Data collection in India and expansion plans
Despite pushback from major players in the home services industry, Human Archive has teamed up with smaller startups to offer discounted services to customers. When the worker arrives home, consumers are given a choice through the app: pay a discounted price in exchange for consenting to data collection, or pay the full price for an unregistered visit.
Raj Patel mentioned that customers were happy to choose the first option, as disputes over service quality are common, and video recordings can help resolve them.
The company pays workers a base rate of $1 per hour to participate in selfish data collection. A report by the Economic Times indicates that other companies pay 250 to 400 Indian rupees per hour (about $2.63 to $4.20). Patel said competitors pay more than Human Archive, but its presence on the ground in India allows it to keep compensation lower.
“The Human Archive Network provides immediate and flexible earning opportunities globally, lowering the barrier to participation in the AI economy,” DeWitt said. “We see this as a critical bridge that funds direct livelihoods while building the infrastructure for a safer, more productive future.”
Beyond paying wages, there are privacy concerns around data collection via video recording. It’s not clear what information Human Archive provides to workers about how their footage is used. The company said its commercial contracts are compliant with India’s Digital Personal Data Protection (DPDP) Act, displaying a privacy policy notice, along with consent information detailing the purpose of data collection and how it will be processed. The company said that all data is anonymous, The faces are blurred from the recordings. Last week, Moneycontrol reported that India’s Ministry of Electronics and IT is looking into consent mechanisms and data collection practices of startups that selfishly collect data through domestic helpers.
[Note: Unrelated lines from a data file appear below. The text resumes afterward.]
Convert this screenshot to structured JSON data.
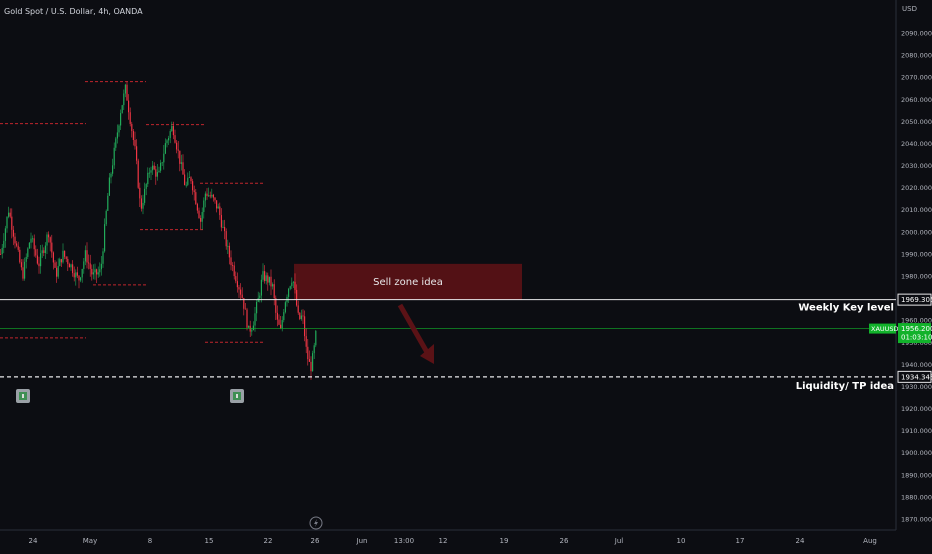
{
  "header": {
    "symbol_line": "Gold Spot / U.S. Dollar, 4h, OANDA",
    "currency": "USD"
  },
  "colors": {
    "background": "#0c0d12",
    "up": "#22ab5a",
    "down": "#f23645",
    "dashed_red": "#c0262d",
    "zone_fill": "#5b1216",
    "price_badge": "#12b22b",
    "axis_text": "#b2b5be"
  },
  "chart_data": {
    "type": "candlestick",
    "timeframe": "4h",
    "y_axis": {
      "range": [
        1865,
        2092
      ],
      "ticks": [
        2090,
        2080,
        2070,
        2060,
        2050,
        2040,
        2030,
        2020,
        2010,
        2000,
        1990,
        1980,
        1970,
        1960,
        1950,
        1940,
        1930,
        1920,
        1910,
        1900,
        1890,
        1880,
        1870
      ],
      "tick_labels": [
        "2090.000",
        "2080.000",
        "2070.000",
        "2060.000",
        "2050.000",
        "2040.000",
        "2030.000",
        "2020.000",
        "2010.000",
        "2000.000",
        "1990.000",
        "1980.000",
        "1970.000",
        "1960.000",
        "1950.000",
        "1940.000",
        "1930.000",
        "1920.000",
        "1910.000",
        "1900.000",
        "1890.000",
        "1880.000",
        "1870.000"
      ]
    },
    "x_axis": {
      "labels": [
        "24",
        "May",
        "8",
        "15",
        "22",
        "26",
        "Jun",
        "13:00",
        "12",
        "19",
        "26",
        "Jul",
        "10",
        "17",
        "24",
        "Aug"
      ]
    },
    "levels": [
      {
        "name": "weekly-key-level",
        "value": 1969.305,
        "label": "1969.305",
        "text": "Weekly Key level"
      },
      {
        "name": "liquidity-tp",
        "value": 1934.345,
        "label": "1934.345",
        "text": "Liquidity/ TP idea"
      }
    ],
    "current_price": {
      "symbol": "XAUUSD",
      "value": 1956.2,
      "label": "1956.200",
      "countdown": "01:03:10"
    },
    "sell_zone": {
      "label": "Sell zone idea",
      "top": 1985.5,
      "bottom": 1969.3
    },
    "dashed_levels": [
      {
        "value": 2068.0
      },
      {
        "value": 2049.0
      },
      {
        "value": 2048.5
      },
      {
        "value": 2022.0
      },
      {
        "value": 2001.0
      },
      {
        "value": 1976.0
      },
      {
        "value": 1952.0
      },
      {
        "value": 1950.0
      }
    ],
    "series": {
      "anchors": [
        [
          0,
          1990
        ],
        [
          8,
          2010
        ],
        [
          15,
          1995
        ],
        [
          22,
          1980
        ],
        [
          30,
          1998
        ],
        [
          38,
          1985
        ],
        [
          48,
          2000
        ],
        [
          55,
          1980
        ],
        [
          62,
          1990
        ],
        [
          70,
          1985
        ],
        [
          78,
          1978
        ],
        [
          85,
          1990
        ],
        [
          92,
          1980
        ],
        [
          100,
          1982
        ],
        [
          108,
          2020
        ],
        [
          115,
          2040
        ],
        [
          120,
          2055
        ],
        [
          125,
          2065
        ],
        [
          130,
          2050
        ],
        [
          135,
          2035
        ],
        [
          140,
          2010
        ],
        [
          145,
          2020
        ],
        [
          150,
          2030
        ],
        [
          158,
          2025
        ],
        [
          165,
          2040
        ],
        [
          172,
          2048
        ],
        [
          178,
          2035
        ],
        [
          185,
          2020
        ],
        [
          190,
          2025
        ],
        [
          195,
          2015
        ],
        [
          200,
          2005
        ],
        [
          205,
          2018
        ],
        [
          212,
          2015
        ],
        [
          218,
          2010
        ],
        [
          223,
          2000
        ],
        [
          228,
          1990
        ],
        [
          235,
          1980
        ],
        [
          242,
          1970
        ],
        [
          248,
          1955
        ],
        [
          252,
          1958
        ],
        [
          258,
          1970
        ],
        [
          262,
          1980
        ],
        [
          268,
          1978
        ],
        [
          272,
          1975
        ],
        [
          276,
          1960
        ],
        [
          280,
          1955
        ],
        [
          284,
          1968
        ],
        [
          288,
          1975
        ],
        [
          292,
          1980
        ],
        [
          295,
          1970
        ],
        [
          298,
          1960
        ],
        [
          302,
          1962
        ],
        [
          306,
          1945
        ],
        [
          310,
          1938
        ],
        [
          313,
          1945
        ],
        [
          316,
          1956
        ]
      ]
    }
  },
  "annotations": {
    "flag_icons": [
      "money-flag-icon",
      "money-flag-icon"
    ],
    "lightning_icon": "lightning-icon"
  }
}
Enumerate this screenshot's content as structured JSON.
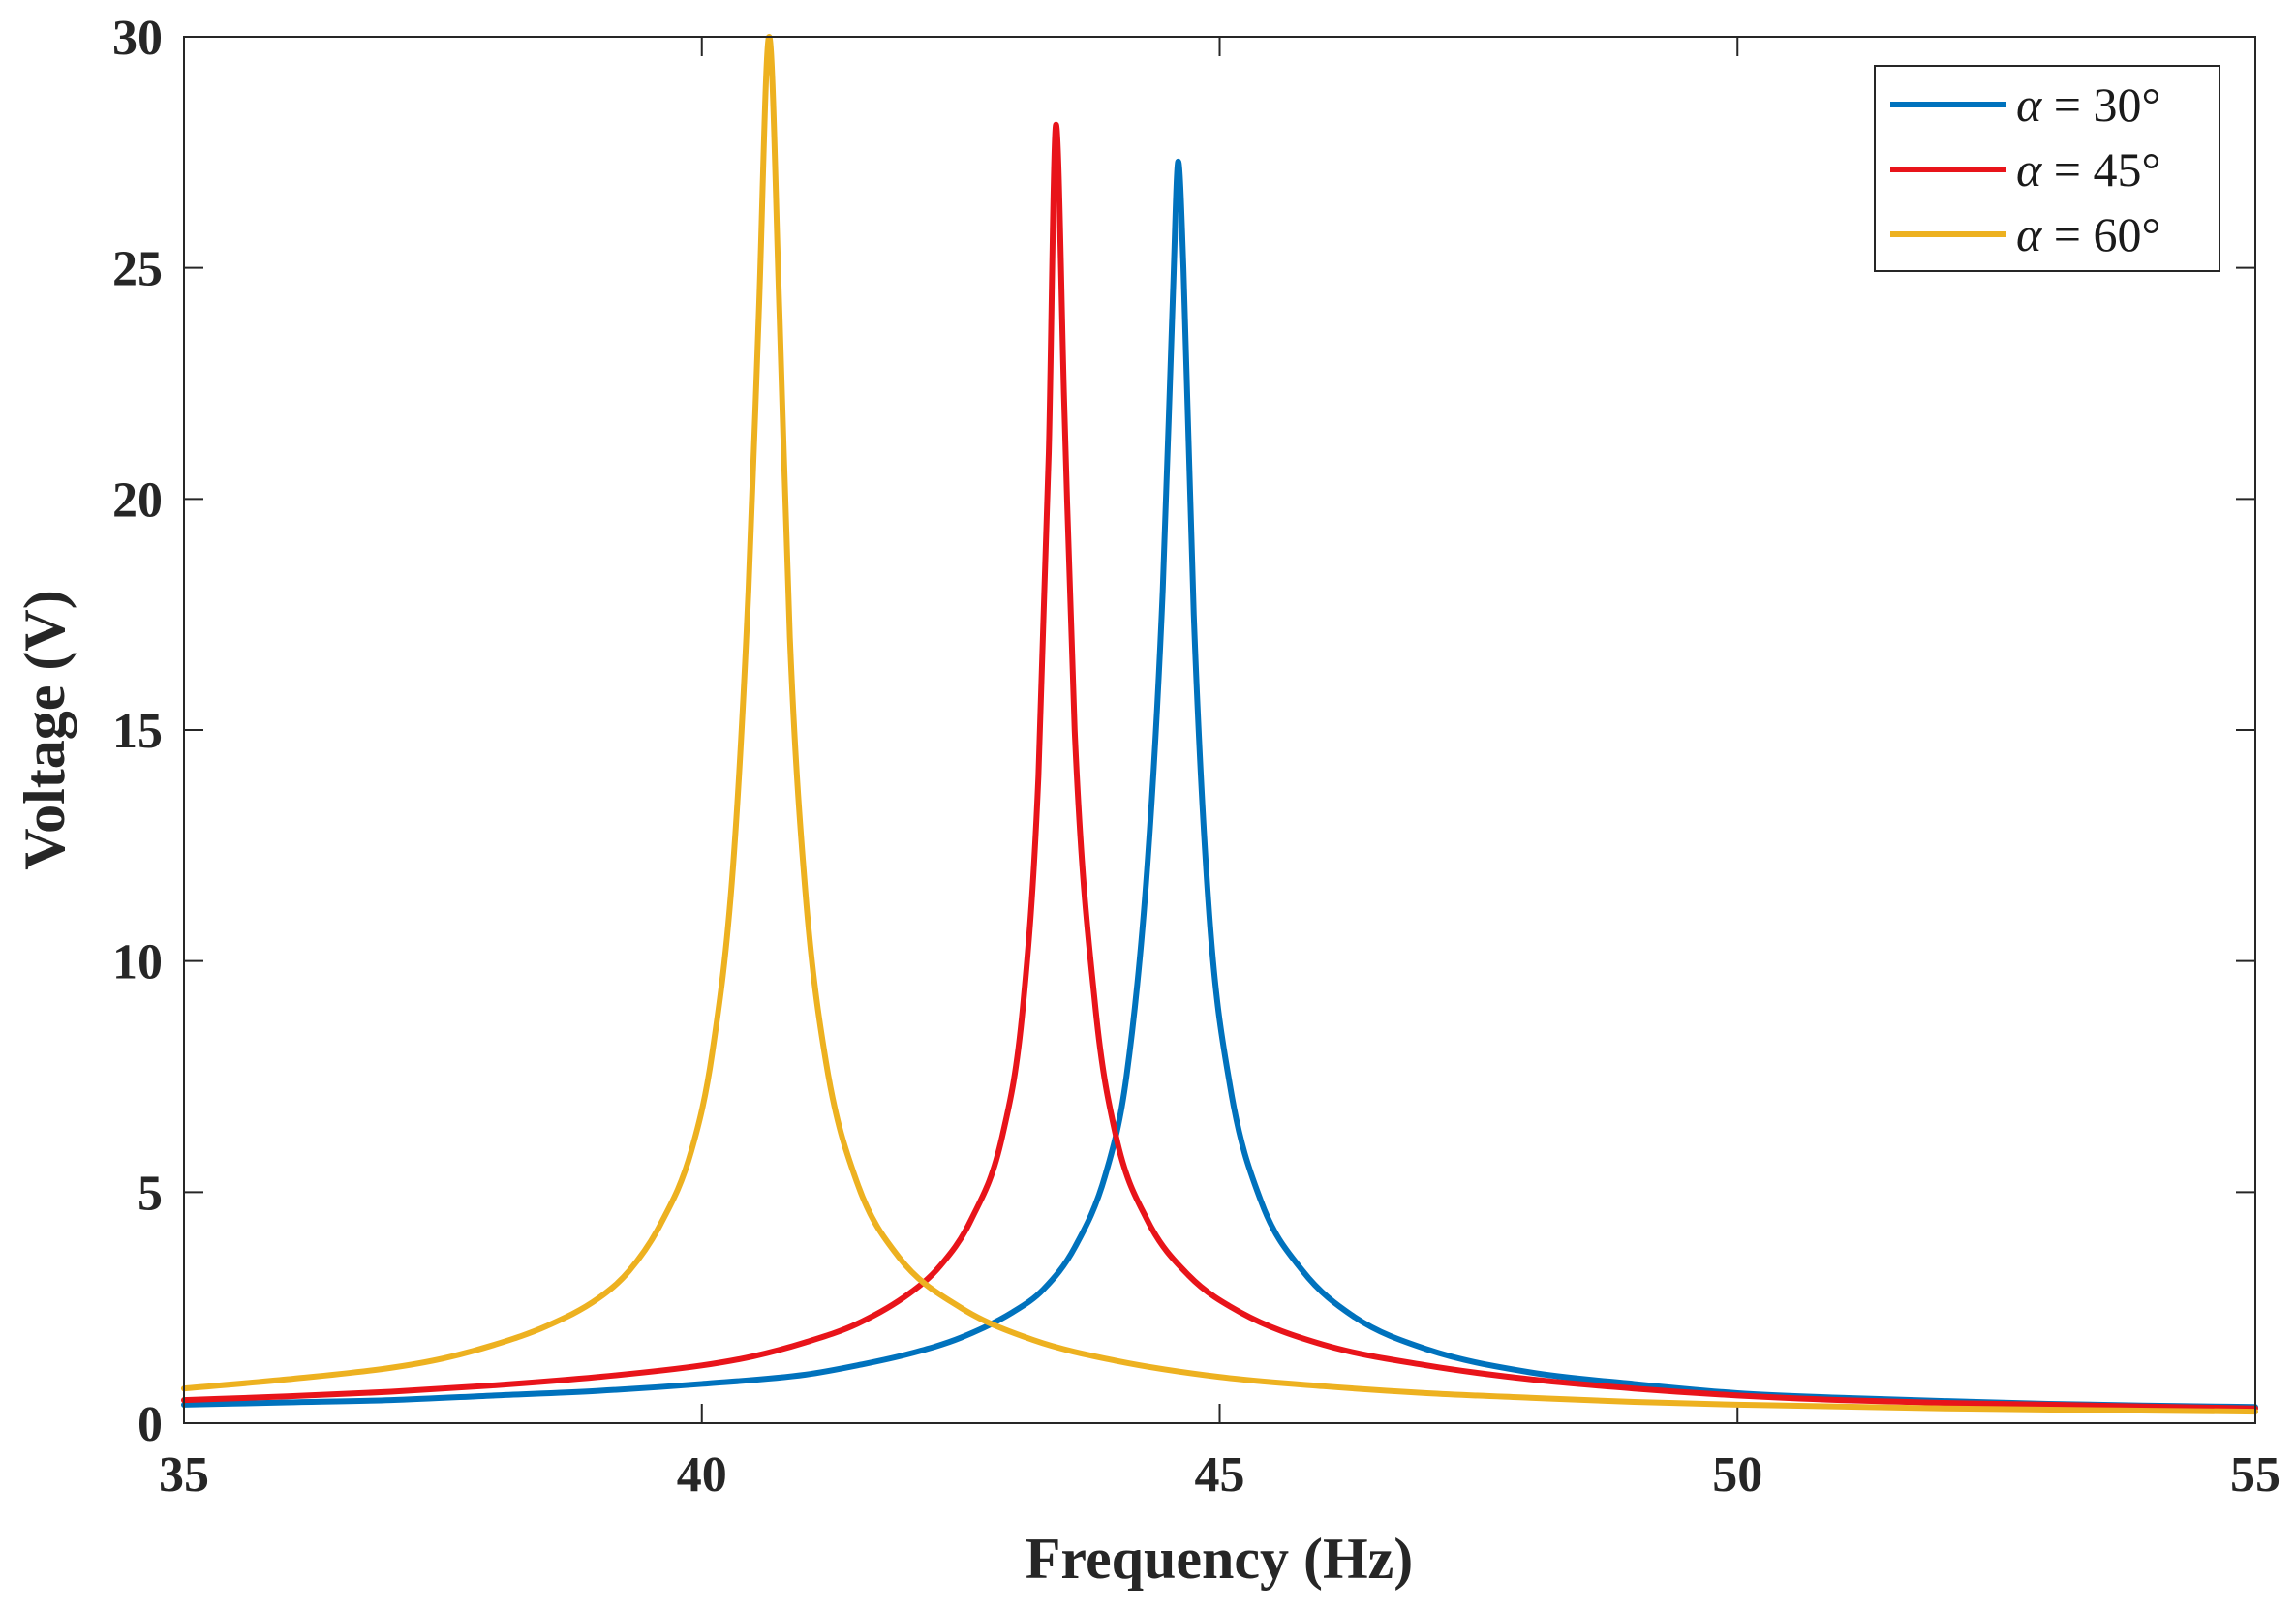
{
  "chart_data": {
    "type": "line",
    "title": "",
    "xlabel": "Frequency (Hz)",
    "ylabel": "Voltage (V)",
    "xlim": [
      35,
      55
    ],
    "ylim": [
      0,
      30
    ],
    "xticks": [
      35,
      40,
      45,
      50,
      55
    ],
    "yticks": [
      0,
      5,
      10,
      15,
      20,
      25,
      30
    ],
    "xtick_labels": [
      "35",
      "40",
      "45",
      "50",
      "55"
    ],
    "ytick_labels": [
      "0",
      "5",
      "10",
      "15",
      "20",
      "25",
      "30"
    ],
    "grid": false,
    "legend_position": "top-right",
    "series": [
      {
        "name": "α = 30°",
        "legend_symbol": "α",
        "legend_rest": " = 30°",
        "color": "#0072BD",
        "points": [
          [
            35,
            0.4
          ],
          [
            36,
            0.45
          ],
          [
            37,
            0.5
          ],
          [
            38,
            0.6
          ],
          [
            39,
            0.7
          ],
          [
            40,
            0.85
          ],
          [
            41,
            1.05
          ],
          [
            41.5,
            1.25
          ],
          [
            42,
            1.5
          ],
          [
            42.5,
            1.85
          ],
          [
            43,
            2.4
          ],
          [
            43.3,
            2.9
          ],
          [
            43.6,
            3.8
          ],
          [
            43.9,
            5.4
          ],
          [
            44.1,
            7.5
          ],
          [
            44.3,
            12.0
          ],
          [
            44.45,
            18.0
          ],
          [
            44.55,
            24.5
          ],
          [
            44.6,
            27.3
          ],
          [
            44.65,
            25.0
          ],
          [
            44.75,
            17.5
          ],
          [
            44.9,
            11.0
          ],
          [
            45.1,
            7.3
          ],
          [
            45.4,
            4.8
          ],
          [
            45.8,
            3.3
          ],
          [
            46.3,
            2.3
          ],
          [
            47,
            1.6
          ],
          [
            48,
            1.1
          ],
          [
            49,
            0.85
          ],
          [
            50,
            0.65
          ],
          [
            51,
            0.55
          ],
          [
            52,
            0.48
          ],
          [
            53,
            0.42
          ],
          [
            54,
            0.38
          ],
          [
            55,
            0.35
          ]
        ]
      },
      {
        "name": "α = 45°",
        "legend_symbol": "α",
        "legend_rest": " = 45°",
        "color": "#E8141A",
        "points": [
          [
            35,
            0.5
          ],
          [
            36,
            0.58
          ],
          [
            37,
            0.68
          ],
          [
            38,
            0.82
          ],
          [
            39,
            1.0
          ],
          [
            40,
            1.25
          ],
          [
            40.5,
            1.45
          ],
          [
            41,
            1.75
          ],
          [
            41.5,
            2.15
          ],
          [
            42,
            2.8
          ],
          [
            42.3,
            3.4
          ],
          [
            42.6,
            4.4
          ],
          [
            42.9,
            6.2
          ],
          [
            43.1,
            9.0
          ],
          [
            43.25,
            14.0
          ],
          [
            43.35,
            21.0
          ],
          [
            43.42,
            28.1
          ],
          [
            43.5,
            22.0
          ],
          [
            43.6,
            15.0
          ],
          [
            43.8,
            9.0
          ],
          [
            44,
            6.2
          ],
          [
            44.3,
            4.4
          ],
          [
            44.7,
            3.2
          ],
          [
            45.2,
            2.4
          ],
          [
            46,
            1.7
          ],
          [
            47,
            1.25
          ],
          [
            48,
            0.95
          ],
          [
            49,
            0.75
          ],
          [
            50,
            0.6
          ],
          [
            51,
            0.5
          ],
          [
            52,
            0.44
          ],
          [
            53,
            0.4
          ],
          [
            54,
            0.36
          ],
          [
            55,
            0.32
          ]
        ]
      },
      {
        "name": "α = 60°",
        "legend_symbol": "α",
        "legend_rest": " = 60°",
        "color": "#EDB120",
        "points": [
          [
            35,
            0.75
          ],
          [
            36,
            0.95
          ],
          [
            37,
            1.2
          ],
          [
            37.5,
            1.4
          ],
          [
            38,
            1.7
          ],
          [
            38.5,
            2.1
          ],
          [
            39,
            2.7
          ],
          [
            39.3,
            3.3
          ],
          [
            39.6,
            4.3
          ],
          [
            39.9,
            5.9
          ],
          [
            40.1,
            8.0
          ],
          [
            40.3,
            12.0
          ],
          [
            40.45,
            18.0
          ],
          [
            40.55,
            24.0
          ],
          [
            40.65,
            30.0
          ],
          [
            40.75,
            24.0
          ],
          [
            40.85,
            17.0
          ],
          [
            41.0,
            11.5
          ],
          [
            41.2,
            7.8
          ],
          [
            41.5,
            5.2
          ],
          [
            41.9,
            3.6
          ],
          [
            42.5,
            2.5
          ],
          [
            43.2,
            1.8
          ],
          [
            44,
            1.35
          ],
          [
            45,
            1.0
          ],
          [
            46,
            0.8
          ],
          [
            47,
            0.65
          ],
          [
            48,
            0.55
          ],
          [
            49,
            0.46
          ],
          [
            50,
            0.4
          ],
          [
            52,
            0.32
          ],
          [
            54,
            0.27
          ],
          [
            55,
            0.25
          ]
        ]
      }
    ]
  }
}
While Human Archive collects data largely in India, it has begun expanding into Southeast Asia and the United States. The company is also building a platform for anyone to engage in data collection and make money. It also wants to offer customers in the US services such as cleaning or cooking in exchange for data collection by participating workers – although such programs are still in early beta.
Several well-funded startups are racing to build physical AI. Doing so requires vast amounts of training data showing humans in action, and Human Archive is one of the players vying to serve this demand. Whether its approach can scale will depend on the partnerships it forges, and the uniqueness and volume of data it can collect to satisfy the physical appetites of AI labs.